The magic manifests in several ways. There is no one singular magic system in the book. There is Mari being a god-whisperer who can share her body with deceased gods. She has taken on several forms over the years, and in Thanet, she becomes the lioness and huntress as the incarnate of Endareus. Mari can change form at will, she is not the lioness at all times. Rayan, the Paladin Knight, has imbued strength from the goddess Lycaena. Although she is “dead”, he feels her spirit and still prays to her for strength. The paragons of the Everlorn Empire are the most dangerous, gifted through blood ritual with inhuman powers, they are nearly impossible to kill. I found it quite refreshing to see magic in different forms. It was a different way to use magic, Mr. Dalglish wields it exceptionally well.

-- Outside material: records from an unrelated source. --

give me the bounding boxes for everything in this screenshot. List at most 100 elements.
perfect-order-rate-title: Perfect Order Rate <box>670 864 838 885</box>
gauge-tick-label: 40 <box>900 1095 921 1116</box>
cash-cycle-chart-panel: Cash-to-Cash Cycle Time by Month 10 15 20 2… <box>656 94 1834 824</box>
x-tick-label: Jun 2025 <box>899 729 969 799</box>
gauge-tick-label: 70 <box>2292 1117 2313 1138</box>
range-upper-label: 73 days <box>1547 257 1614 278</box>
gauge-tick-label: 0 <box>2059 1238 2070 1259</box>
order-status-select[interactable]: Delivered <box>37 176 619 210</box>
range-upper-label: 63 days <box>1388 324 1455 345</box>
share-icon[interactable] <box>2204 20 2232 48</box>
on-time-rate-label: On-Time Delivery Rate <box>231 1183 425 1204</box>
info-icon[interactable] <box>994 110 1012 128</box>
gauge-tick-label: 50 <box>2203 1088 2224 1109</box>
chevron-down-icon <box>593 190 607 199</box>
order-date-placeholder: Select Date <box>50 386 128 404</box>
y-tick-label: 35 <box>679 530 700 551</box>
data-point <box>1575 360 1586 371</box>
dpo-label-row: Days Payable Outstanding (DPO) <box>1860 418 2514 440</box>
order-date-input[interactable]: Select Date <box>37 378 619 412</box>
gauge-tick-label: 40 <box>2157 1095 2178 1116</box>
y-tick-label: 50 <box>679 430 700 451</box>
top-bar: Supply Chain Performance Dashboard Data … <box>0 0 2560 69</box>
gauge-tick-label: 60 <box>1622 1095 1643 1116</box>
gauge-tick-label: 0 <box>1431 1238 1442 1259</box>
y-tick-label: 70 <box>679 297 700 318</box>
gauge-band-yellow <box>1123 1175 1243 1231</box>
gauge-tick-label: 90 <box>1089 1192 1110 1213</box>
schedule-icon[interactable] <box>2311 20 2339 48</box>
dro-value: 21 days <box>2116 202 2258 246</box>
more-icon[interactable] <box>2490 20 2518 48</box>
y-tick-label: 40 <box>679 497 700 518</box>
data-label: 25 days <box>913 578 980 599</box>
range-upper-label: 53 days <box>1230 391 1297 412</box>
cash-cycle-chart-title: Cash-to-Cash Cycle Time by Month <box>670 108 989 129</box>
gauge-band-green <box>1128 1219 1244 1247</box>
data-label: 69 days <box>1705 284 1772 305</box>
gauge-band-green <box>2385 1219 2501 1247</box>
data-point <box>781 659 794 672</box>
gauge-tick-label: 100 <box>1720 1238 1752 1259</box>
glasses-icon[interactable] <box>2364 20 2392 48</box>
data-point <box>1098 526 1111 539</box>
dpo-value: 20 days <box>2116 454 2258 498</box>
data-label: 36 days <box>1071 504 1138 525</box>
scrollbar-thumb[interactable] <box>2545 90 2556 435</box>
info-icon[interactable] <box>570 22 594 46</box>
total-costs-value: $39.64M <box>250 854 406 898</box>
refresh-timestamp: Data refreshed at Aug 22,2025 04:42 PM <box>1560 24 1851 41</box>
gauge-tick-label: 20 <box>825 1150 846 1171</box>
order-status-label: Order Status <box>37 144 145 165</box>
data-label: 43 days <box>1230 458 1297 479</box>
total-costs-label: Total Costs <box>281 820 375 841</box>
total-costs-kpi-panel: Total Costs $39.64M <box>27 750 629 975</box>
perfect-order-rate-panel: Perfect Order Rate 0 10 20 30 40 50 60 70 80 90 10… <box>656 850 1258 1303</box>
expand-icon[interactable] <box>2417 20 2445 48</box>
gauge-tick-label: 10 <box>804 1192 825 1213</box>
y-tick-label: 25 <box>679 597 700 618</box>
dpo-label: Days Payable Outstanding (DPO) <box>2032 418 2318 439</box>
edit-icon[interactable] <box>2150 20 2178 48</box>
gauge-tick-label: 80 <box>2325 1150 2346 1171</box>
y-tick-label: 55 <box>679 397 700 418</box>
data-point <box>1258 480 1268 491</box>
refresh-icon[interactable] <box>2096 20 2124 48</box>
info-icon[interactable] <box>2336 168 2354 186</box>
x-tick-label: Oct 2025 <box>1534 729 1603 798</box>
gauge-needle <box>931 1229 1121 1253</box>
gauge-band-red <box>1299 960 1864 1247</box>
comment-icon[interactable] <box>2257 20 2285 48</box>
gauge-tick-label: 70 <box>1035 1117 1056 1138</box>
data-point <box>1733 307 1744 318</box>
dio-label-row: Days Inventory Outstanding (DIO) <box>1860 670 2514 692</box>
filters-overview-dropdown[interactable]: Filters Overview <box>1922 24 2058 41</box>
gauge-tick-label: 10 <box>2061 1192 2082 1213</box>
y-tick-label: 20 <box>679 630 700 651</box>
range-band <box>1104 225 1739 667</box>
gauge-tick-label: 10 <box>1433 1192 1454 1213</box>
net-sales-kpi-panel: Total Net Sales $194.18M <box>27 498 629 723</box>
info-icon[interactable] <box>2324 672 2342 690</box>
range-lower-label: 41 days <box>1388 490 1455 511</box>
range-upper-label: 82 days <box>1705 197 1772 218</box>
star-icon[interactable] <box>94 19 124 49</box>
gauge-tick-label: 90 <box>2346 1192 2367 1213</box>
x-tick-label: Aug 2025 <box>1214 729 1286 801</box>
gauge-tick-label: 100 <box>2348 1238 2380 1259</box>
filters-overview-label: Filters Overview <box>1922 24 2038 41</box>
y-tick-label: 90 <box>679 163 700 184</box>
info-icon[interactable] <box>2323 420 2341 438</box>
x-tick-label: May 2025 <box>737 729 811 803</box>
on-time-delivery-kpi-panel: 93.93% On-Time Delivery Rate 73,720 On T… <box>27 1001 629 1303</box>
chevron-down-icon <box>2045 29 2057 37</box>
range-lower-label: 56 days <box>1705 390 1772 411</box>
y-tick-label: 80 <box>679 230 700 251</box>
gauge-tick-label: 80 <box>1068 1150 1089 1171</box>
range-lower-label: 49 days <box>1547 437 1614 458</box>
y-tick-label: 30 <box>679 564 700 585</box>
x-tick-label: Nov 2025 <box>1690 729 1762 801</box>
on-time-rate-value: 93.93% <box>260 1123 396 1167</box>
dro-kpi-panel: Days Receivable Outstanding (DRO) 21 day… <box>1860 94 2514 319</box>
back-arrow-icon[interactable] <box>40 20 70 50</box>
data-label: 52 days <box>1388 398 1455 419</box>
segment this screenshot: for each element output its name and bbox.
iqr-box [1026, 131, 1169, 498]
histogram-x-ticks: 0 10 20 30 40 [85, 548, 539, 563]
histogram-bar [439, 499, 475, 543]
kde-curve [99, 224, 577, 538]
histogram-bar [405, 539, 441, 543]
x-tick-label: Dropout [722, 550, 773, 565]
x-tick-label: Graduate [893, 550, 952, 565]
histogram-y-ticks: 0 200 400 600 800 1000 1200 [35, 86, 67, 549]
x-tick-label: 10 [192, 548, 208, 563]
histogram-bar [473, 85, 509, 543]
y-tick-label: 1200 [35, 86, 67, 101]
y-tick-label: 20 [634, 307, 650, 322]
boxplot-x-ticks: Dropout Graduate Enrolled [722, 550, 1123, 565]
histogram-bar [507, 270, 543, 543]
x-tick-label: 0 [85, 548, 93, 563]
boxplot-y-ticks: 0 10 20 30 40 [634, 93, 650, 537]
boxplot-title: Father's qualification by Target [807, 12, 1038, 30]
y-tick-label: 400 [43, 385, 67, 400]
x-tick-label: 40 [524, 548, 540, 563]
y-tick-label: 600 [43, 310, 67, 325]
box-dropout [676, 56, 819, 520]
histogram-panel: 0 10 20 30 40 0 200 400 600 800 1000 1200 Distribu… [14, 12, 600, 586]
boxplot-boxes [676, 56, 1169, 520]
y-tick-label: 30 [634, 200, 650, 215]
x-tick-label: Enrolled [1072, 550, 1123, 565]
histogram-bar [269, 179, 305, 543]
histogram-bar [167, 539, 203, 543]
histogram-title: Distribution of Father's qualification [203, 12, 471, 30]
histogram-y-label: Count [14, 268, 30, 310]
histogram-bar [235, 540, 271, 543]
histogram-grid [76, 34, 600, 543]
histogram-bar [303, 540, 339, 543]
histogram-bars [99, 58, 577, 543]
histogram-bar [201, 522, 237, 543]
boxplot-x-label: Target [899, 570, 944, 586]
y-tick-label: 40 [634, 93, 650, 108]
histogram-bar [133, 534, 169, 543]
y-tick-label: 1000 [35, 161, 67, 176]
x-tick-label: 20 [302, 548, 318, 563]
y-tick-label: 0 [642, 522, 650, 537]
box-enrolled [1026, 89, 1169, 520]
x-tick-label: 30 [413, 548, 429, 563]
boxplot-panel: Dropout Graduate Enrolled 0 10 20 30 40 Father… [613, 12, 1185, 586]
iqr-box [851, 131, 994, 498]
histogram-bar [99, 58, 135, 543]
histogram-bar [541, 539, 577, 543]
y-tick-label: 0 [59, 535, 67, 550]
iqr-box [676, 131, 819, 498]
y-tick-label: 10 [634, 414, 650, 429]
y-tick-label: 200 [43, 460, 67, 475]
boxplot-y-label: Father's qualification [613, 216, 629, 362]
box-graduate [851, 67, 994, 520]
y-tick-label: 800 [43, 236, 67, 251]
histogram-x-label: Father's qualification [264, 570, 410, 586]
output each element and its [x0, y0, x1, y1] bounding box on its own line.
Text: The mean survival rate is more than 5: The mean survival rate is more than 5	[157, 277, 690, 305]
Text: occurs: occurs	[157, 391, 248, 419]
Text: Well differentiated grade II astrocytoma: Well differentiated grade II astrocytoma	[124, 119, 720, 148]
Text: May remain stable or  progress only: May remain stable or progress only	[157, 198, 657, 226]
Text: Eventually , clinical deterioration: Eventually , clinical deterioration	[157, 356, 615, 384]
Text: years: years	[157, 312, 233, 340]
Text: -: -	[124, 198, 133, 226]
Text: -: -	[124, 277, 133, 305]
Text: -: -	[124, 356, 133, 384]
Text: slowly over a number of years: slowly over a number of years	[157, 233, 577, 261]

The Bladed Faith is an excellent addition to the epic fantasy genre. Cyrus, the rightful prince of Thanet, becomes the reluctant masked hero, The Vagrant. There is so much more to this story of Cyrus. Joined by Rayan, Thorda, Stasia, and Mari, they inspire the people to rebel against the empire that brutally took over. As the people suffer, Cyrus is molded into The Vagrant. He doubts what he can do, but he grows as a character who becomes more confident in his skills, and also seeks revenge for his parent’s murder and the abuse of his people. All of these characters are excellently composed with complete character arcs. The antagonists, Magus and Sinshei, are fanatical in their imposing of the religion of the God Incarnate and the Uplifted Church. They all elicit a strong response in the reader, which is what great writing will do. I cared about what happened to Cyrus, and I seriously wanted Magus and Sinshei to pay for their crimes. Seamlessly entwined into this fantasy is political intrigue, betrayal, fanaticism, and the subtle use of magic. Magic was incorporated on several fronts; the god-whisperer, Mari, who takes in the Lion God Endareus and change into him when needed; the strength of the Paladin Knights, and the creation of the paragons. Not having one “universal” magic system makes this stand out and more interesting. Finally, there is LBGTQ representation in Thorda and Stasia. There is also the persecution of same sex relationships by the Empire, a mirror of the struggles of the LBGTQ community constantly faces. I like the fact that I am reading more of this representation in fantasy, and Mr. Dalglish handles it beautifully. I highly recommend The Bladed Faith, and eagerly await the next book.
Summary (from NetGalley)
A usurped prince prepares to take up the mantel of a deadly assassin and reclaim his kingdom, his people, and his slain gods in this epic fantasy from a USA Today bestselling author.
Cyrus was only twelve years old when his gods were slain, his country invaded, and his parents—the king and queen—beheaded in front of him. Held prisoner in the invader’s court for years, Cyrus is suddenly given a chance to escape and claim his revenge when a mysterious group of revolutionaries comes looking for a figurehead. They need a hero to strike fear into the hearts of the imperial and to inspire and unite the people. They need someone to take up the skull mask and swords and to become the legendary “Vagrant”—an unparalleled hero and assassin of otherworldly skill.
But all is not as it seems. Creating the illusion of a hero is the work of many, and Cyrus will soon discover the true price of his vengeance.